誠治は3人の食べっぷりを口を少し開けたまま眺めた。


「皆さん、感想が上手ですね」


そう言いつつ、誠治の口元は緩み、一口食べた。


(アルコールは完全にはなくなっていない気がするが、飲んだ時よりマイルドだし、香りも合わさって、これはこれで美味い)

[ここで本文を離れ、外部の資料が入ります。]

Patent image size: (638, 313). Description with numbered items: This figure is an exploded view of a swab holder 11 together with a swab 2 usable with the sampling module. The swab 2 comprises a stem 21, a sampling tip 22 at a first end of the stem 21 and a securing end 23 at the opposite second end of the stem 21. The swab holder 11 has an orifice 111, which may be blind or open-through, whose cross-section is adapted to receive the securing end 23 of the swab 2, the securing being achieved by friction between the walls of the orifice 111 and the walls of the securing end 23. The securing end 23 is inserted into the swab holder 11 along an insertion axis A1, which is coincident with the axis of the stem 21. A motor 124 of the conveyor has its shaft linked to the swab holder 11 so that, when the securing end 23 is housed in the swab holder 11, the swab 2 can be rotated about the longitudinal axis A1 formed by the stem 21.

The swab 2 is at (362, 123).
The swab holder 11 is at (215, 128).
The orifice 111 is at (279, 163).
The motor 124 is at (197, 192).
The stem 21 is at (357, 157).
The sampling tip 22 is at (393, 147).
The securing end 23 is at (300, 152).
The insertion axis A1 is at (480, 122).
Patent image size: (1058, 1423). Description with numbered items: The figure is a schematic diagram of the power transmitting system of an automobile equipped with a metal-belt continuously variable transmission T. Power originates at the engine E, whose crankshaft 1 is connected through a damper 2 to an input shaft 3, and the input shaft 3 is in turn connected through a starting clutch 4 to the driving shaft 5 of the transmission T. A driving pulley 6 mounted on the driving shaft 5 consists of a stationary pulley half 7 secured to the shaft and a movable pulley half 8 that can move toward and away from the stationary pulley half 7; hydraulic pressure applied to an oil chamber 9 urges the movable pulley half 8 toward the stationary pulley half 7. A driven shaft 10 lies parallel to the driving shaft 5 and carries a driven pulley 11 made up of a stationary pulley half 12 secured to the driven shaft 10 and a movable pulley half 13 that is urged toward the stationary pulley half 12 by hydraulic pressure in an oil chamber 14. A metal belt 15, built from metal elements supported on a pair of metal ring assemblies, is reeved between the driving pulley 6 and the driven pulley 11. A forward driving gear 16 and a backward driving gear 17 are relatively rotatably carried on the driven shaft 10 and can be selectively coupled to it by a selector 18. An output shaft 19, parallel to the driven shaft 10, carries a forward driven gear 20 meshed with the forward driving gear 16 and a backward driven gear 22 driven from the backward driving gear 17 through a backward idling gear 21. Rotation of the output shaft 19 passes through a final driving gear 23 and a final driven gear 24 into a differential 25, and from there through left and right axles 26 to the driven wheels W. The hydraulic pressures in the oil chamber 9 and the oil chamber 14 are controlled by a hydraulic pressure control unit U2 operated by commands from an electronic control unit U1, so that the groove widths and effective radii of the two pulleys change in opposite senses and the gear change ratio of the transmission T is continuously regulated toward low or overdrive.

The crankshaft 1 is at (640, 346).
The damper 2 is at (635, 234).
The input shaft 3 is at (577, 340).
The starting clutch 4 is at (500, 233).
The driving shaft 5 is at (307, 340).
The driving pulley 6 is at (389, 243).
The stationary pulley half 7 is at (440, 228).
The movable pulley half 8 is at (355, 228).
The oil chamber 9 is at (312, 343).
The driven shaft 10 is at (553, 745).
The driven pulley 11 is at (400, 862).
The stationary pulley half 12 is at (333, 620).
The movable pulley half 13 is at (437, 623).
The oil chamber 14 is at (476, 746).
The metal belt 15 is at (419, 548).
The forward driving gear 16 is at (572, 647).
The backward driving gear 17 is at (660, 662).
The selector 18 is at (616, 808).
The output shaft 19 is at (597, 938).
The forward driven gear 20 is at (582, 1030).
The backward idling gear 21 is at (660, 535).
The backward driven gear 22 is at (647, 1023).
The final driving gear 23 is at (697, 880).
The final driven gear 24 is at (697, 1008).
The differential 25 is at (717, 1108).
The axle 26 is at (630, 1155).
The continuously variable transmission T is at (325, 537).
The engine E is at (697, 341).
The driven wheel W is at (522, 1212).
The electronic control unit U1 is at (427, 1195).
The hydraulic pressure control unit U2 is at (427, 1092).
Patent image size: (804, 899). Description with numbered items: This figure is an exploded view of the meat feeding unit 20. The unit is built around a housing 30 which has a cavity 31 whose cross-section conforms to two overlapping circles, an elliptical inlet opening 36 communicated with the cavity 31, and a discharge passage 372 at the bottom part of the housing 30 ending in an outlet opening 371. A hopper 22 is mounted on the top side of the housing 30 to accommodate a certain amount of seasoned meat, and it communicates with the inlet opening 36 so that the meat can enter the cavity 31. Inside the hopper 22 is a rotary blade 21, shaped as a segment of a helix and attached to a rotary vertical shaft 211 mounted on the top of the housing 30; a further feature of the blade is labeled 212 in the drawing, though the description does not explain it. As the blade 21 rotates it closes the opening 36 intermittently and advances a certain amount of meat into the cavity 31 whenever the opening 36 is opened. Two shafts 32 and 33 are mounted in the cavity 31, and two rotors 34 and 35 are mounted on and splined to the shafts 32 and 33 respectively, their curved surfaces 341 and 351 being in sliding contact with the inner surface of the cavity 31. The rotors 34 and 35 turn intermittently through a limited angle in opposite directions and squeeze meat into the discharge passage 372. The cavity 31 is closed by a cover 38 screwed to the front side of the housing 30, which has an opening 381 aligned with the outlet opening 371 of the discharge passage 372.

「あぁ、やっぱり俺は料理に使ったほうが好きだな……」


ポロリと本音が漏れてしまった。


「……確かに料理に使った方が万人受けする味だと思う」

ジャハンはポツリと呟いた。


「酒だけでも旨いが、エールで煮込んだ肉がこんなに柔らかくなるとはな」

「こんな味を知ったら、あんな干し肉にはもう戻れねぇな」

アゼルもカルクも目を輝かせて口に運んでいる。


「違う味付けにしても美味しいですよ。コンソメとか」

誠治が付け加えた。


「故郷に帰ったら作ってみるよ。セージの作り方を見ていたが、この料理は真似ができそうだ」

「そりゃあいい。なにしろ、俺たちの故郷はエール作りが盛んだからな。あの安酒にもようやく活躍の出番が来るかもしれねぇな」


カルクはセージに向かって、ニヤッと笑った。


「このエールの質もなかなかだったろうが、俺たちの村のものはもう1段劣るんだぜ」


「はぁ……ははは」


誠治は曖昧に笑い、汁をすすった。


「そういえばジャハンは昔、自分の店を持つんだとか言ってたな」


アゼルの言葉に、ジャハンは焚き火の炎に照らされた顔をさらに赤くした。


「ははっ、ガキの頃の話、よく覚えてたな。料理人になれば自分がいつでも美味いものが食えると思ってたんだよ。材料を買うにも金がいるってこと頭になくてな。それに店を持つなんて貧乏人の俺にしては大それた夢だったよな」


ジャハンはそう言うと酒をあおった。


「お前らだって、熱く語ってた夢あったじゃないか!カルクは鍛冶屋に弟子入りして、国1番の職人になるって言ってたし、アゼルだって親父さんの跡ついで、親父さん以上に村を盛り上げるんだって息巻いてただろ」


「懐かしいな。俺が初めて作った甲冑があまりの歪さに装備できず、アゼルの提案で畑のかかし代わりにしたんだよな」

「あれのおかげで畑を荒らされることがなくなったんだから感謝しているよ。今でも残っているかもな」

3人はクスクス笑った。


「叶えられますね」


「「「え?」」」

誠治の呟きに3人は聞き返した。